Sempre in tema di regolamentazione del gioco, il governo ha varato una nuova sanatoria e un bando di gara per tutti gli operatori senza licenza che operano nel nostro paese. Nello specifico “Entro il 1° maggio saranno assegnate le concessioni – della durata di nove anni – di 10 mila agenzie di scommesse (con base d’asta non inferiore a 32 mila euro) e di 5 mila corner (con base d’asta di 18mila euro), di cui solo mille potranno essere installati “in bar ed esercizi similari” che hanno come attività principale “la somministrazione di alimenti e bevande”. Tale provvedimento è finalizzato allo ‘smaltimento’ dei Ctd – Centri Trasmissione Dati – che operano in maniera illegale sul nostro territorio, appoggiandosi su server esteri e trasferendo ingenti quantità di denaro al di là delle Alpi. Il provvedimento prevede nello specifico un’imposta unica per l’attività pregressa accertata e le relative sanzioni, più un extraprelievo.

Sempre per quanto riguarda il settore delle scommesse dal 1° gennaio 2016, sulle scommesse a quota fissa, escluse le scommesse ippiche, verrà applicata la tassazione sul margine (la differenza tra le somme giocate e le vincite corrisposte): in particolare, l’imposta unica sarà fissata al 18% nei punti fisici e al 22% per l’online.

Raffaele Curcio

LE REAZIONI – Durissima la reazione di Raffaele Curcio, presidente dell’Associazione Nazionale Sapar: “Le misure contenute nella relazione tecnica all’emendamento riguardante i giochi nella Legge di Stabilità prevedono l’aumento del Preu di circa 4,5 punti in più che, uniti allo 0,8% che spetta all’Agenzia delle Dogane e dei Monopoli e al costo di rete, porterà ad una tassazione per le aziende che va oltre il 19%, improponibile ed inaccettabile senza un periodo transitorio adeguato per la sostituzione degli apparecchi, necessario per la sostenibilità della filiera. Evidentemente la legge di stabilità dello scorso anno non ha fatto riflettere la classe politica che ha riproposto una normativa i cui soli effetti saranno disastrosi per il settore. Errare è umano ma perseverare è diabolico”.
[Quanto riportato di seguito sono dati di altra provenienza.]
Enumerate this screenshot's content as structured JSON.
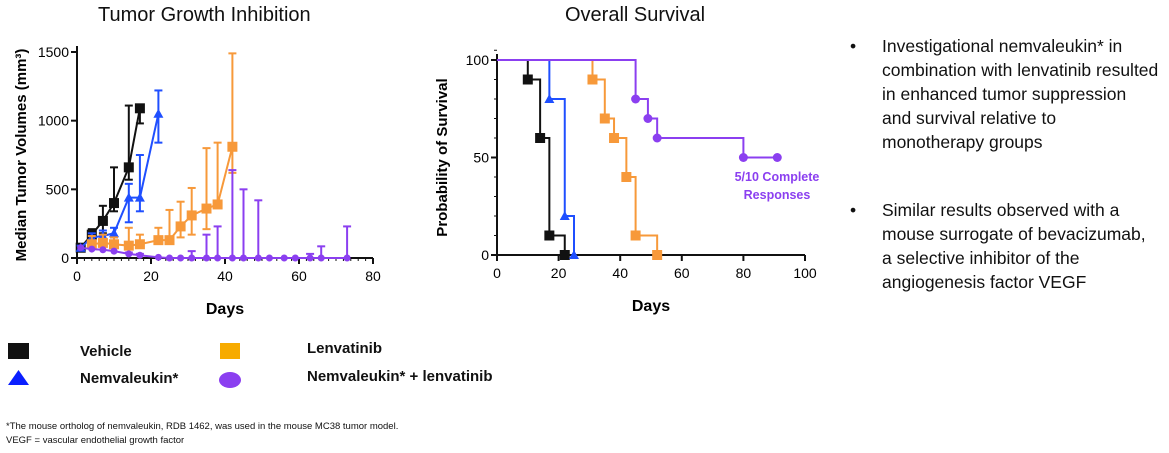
{
  "colors": {
    "vehicle": "#111111",
    "nemvaleukin": "#1f4fff",
    "lenvatinib": "#f7993a",
    "combo": "#8b3ff0"
  },
  "chart_data": [
    {
      "type": "line",
      "title": "Tumor Growth Inhibition",
      "xlabel": "Days",
      "ylabel": "Median Tumor Volumes (mm³)",
      "xlim": [
        0,
        80
      ],
      "ylim": [
        0,
        1500
      ],
      "xticks": [
        "0",
        "20",
        "40",
        "60",
        "80"
      ],
      "yticks": [
        "0",
        "500",
        "1000",
        "1500"
      ],
      "series": [
        {
          "name": "Vehicle",
          "key": "vehicle",
          "marker": "square",
          "x": [
            1,
            4,
            7,
            10,
            14,
            17
          ],
          "y": [
            75,
            170,
            270,
            400,
            660,
            1090
          ],
          "err_upper": [
            90,
            210,
            380,
            660,
            1110,
            1100
          ],
          "err_lower": [
            75,
            130,
            180,
            340,
            570,
            980
          ]
        },
        {
          "name": "Nemvaleukin*",
          "key": "nemvaleukin",
          "marker": "triangle",
          "x": [
            1,
            4,
            7,
            10,
            14,
            17,
            22
          ],
          "y": [
            75,
            150,
            160,
            180,
            440,
            440,
            1050
          ],
          "err_upper": [
            90,
            180,
            200,
            220,
            540,
            750,
            1220
          ],
          "err_lower": [
            75,
            120,
            130,
            150,
            260,
            340,
            840
          ]
        },
        {
          "name": "Lenvatinib",
          "key": "lenvatinib",
          "marker": "square",
          "x": [
            4,
            7,
            10,
            14,
            17,
            22,
            25,
            28,
            31,
            35,
            38,
            42
          ],
          "y": [
            100,
            110,
            100,
            90,
            100,
            130,
            130,
            230,
            310,
            360,
            390,
            810
          ],
          "err_upper": [
            160,
            170,
            150,
            220,
            170,
            220,
            350,
            410,
            510,
            800,
            840,
            1490
          ],
          "err_lower": [
            90,
            90,
            80,
            70,
            80,
            110,
            110,
            150,
            170,
            210,
            390,
            620
          ]
        },
        {
          "name": "Nemvaleukin* + lenvatinib",
          "key": "combo",
          "marker": "circle",
          "x": [
            1,
            4,
            7,
            10,
            14,
            17,
            22,
            25,
            28,
            31,
            35,
            38,
            42,
            45,
            49,
            52,
            56,
            59,
            63,
            66,
            73
          ],
          "y": [
            75,
            65,
            60,
            50,
            30,
            20,
            5,
            0,
            0,
            0,
            0,
            0,
            0,
            0,
            0,
            0,
            0,
            0,
            0,
            0,
            0
          ],
          "err_upper": [
            75,
            65,
            60,
            50,
            40,
            30,
            10,
            0,
            0,
            50,
            170,
            230,
            640,
            500,
            420,
            0,
            0,
            0,
            30,
            85,
            230
          ],
          "err_lower": [
            75,
            65,
            60,
            50,
            30,
            20,
            5,
            0,
            0,
            0,
            0,
            0,
            0,
            0,
            0,
            0,
            0,
            0,
            0,
            0,
            0
          ]
        }
      ]
    },
    {
      "type": "line",
      "subtype": "kaplan-meier",
      "title": "Overall Survival",
      "xlabel": "Days",
      "ylabel": "Probability of Survival",
      "xlim": [
        0,
        100
      ],
      "ylim": [
        0,
        100
      ],
      "xticks": [
        "0",
        "20",
        "40",
        "60",
        "80",
        "100"
      ],
      "yticks": [
        "0",
        "50",
        "100"
      ],
      "annotation": {
        "line1": "5/10 Complete",
        "line2": "Responses"
      },
      "series": [
        {
          "name": "Vehicle",
          "key": "vehicle",
          "marker": "square",
          "x": [
            10,
            14,
            17,
            22
          ],
          "y": [
            90,
            60,
            10,
            0
          ]
        },
        {
          "name": "Nemvaleukin*",
          "key": "nemvaleukin",
          "marker": "triangle",
          "x": [
            17,
            22,
            25
          ],
          "y": [
            80,
            20,
            0
          ]
        },
        {
          "name": "Lenvatinib",
          "key": "lenvatinib",
          "marker": "square",
          "x": [
            31,
            35,
            38,
            42,
            45,
            52
          ],
          "y": [
            90,
            70,
            60,
            40,
            10,
            0
          ]
        },
        {
          "name": "Nemvaleukin* + lenvatinib",
          "key": "combo",
          "marker": "circle",
          "x": [
            45,
            49,
            52,
            80,
            91
          ],
          "y": [
            80,
            70,
            60,
            50,
            50
          ]
        }
      ]
    }
  ],
  "legend": [
    {
      "label": "Vehicle",
      "key": "vehicle",
      "marker": "square"
    },
    {
      "label": "Lenvatinib",
      "key": "lenvatinib",
      "marker": "square"
    },
    {
      "label": "Nemvaleukin*",
      "key": "nemvaleukin",
      "marker": "triangle"
    },
    {
      "label": "Nemvaleukin* + lenvatinib",
      "key": "combo",
      "marker": "circle"
    }
  ],
  "bullets": [
    "Investigational nemvaleukin* in combination with lenvatinib resulted in enhanced tumor suppression and survival relative to monotherapy groups",
    "Similar results observed with a mouse surrogate of bevacizumab, a selective inhibitor of the angiogenesis factor VEGF"
  ],
  "bullet_glyph": "•",
  "footnotes": [
    "*The mouse ortholog of nemvaleukin, RDB 1462, was used in the mouse MC38 tumor model.",
    "VEGF = vascular endothelial growth factor"
  ]
}
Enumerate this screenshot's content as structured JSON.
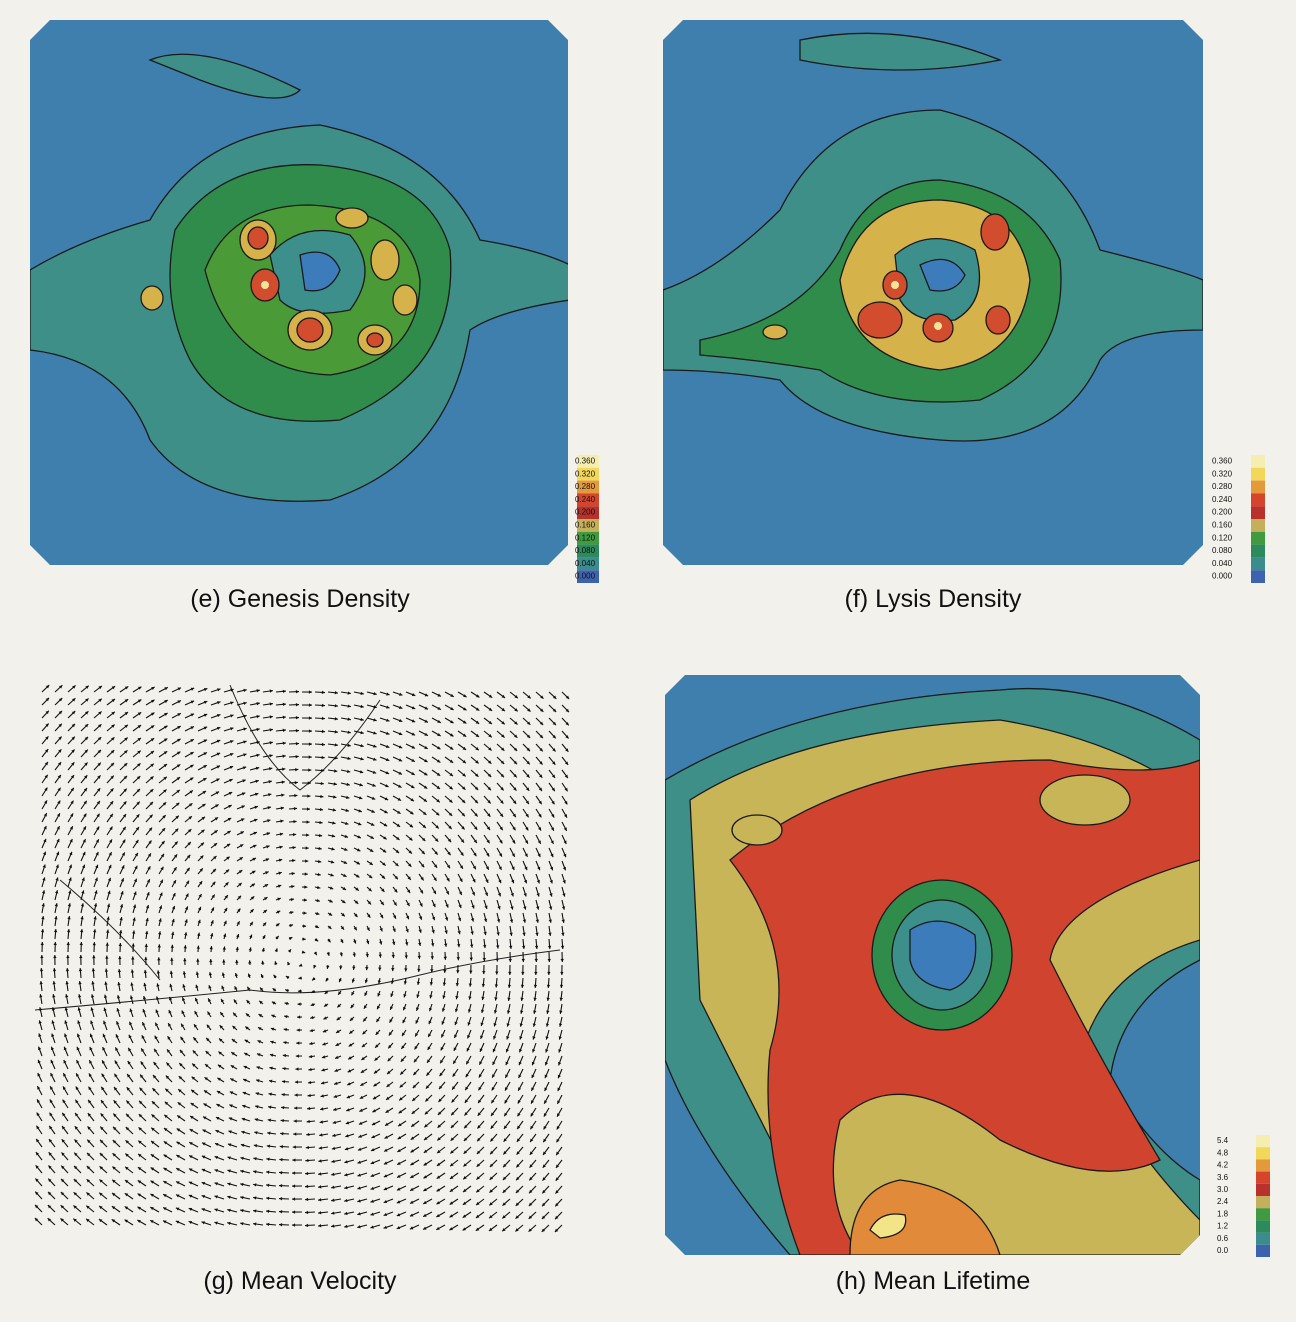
{
  "panels": [
    {
      "caption": "(e) Genesis Density",
      "colorbar": [
        "0.360",
        "0.320",
        "0.280",
        "0.240",
        "0.200",
        "0.160",
        "0.120",
        "0.080",
        "0.040",
        "0.000"
      ]
    },
    {
      "caption": "(f) Lysis Density",
      "colorbar": [
        "0.360",
        "0.320",
        "0.280",
        "0.240",
        "0.200",
        "0.160",
        "0.120",
        "0.080",
        "0.040",
        "0.000"
      ]
    },
    {
      "caption": "(g) Mean Velocity"
    },
    {
      "caption": "(h) Mean Lifetime",
      "colorbar": [
        "5.4",
        "4.8",
        "4.2",
        "3.6",
        "3.0",
        "2.4",
        "1.8",
        "1.2",
        "0.6",
        "0.0"
      ]
    }
  ]
}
Nel prossimo mese di gennaio, l’ANS potrebbe impugnare anche questa legge per difendere e tutelare la filiera: “Difenderemo fino allo stremo le aziende di settore ed i livelli occupazionali contro una norma scellerata che ha lo scopo di cancellare solo le aziende di gestione. Ci batteremo fino alla fine per difendere il nostro diritto di fare libera impresa”, ha concluso Curcio.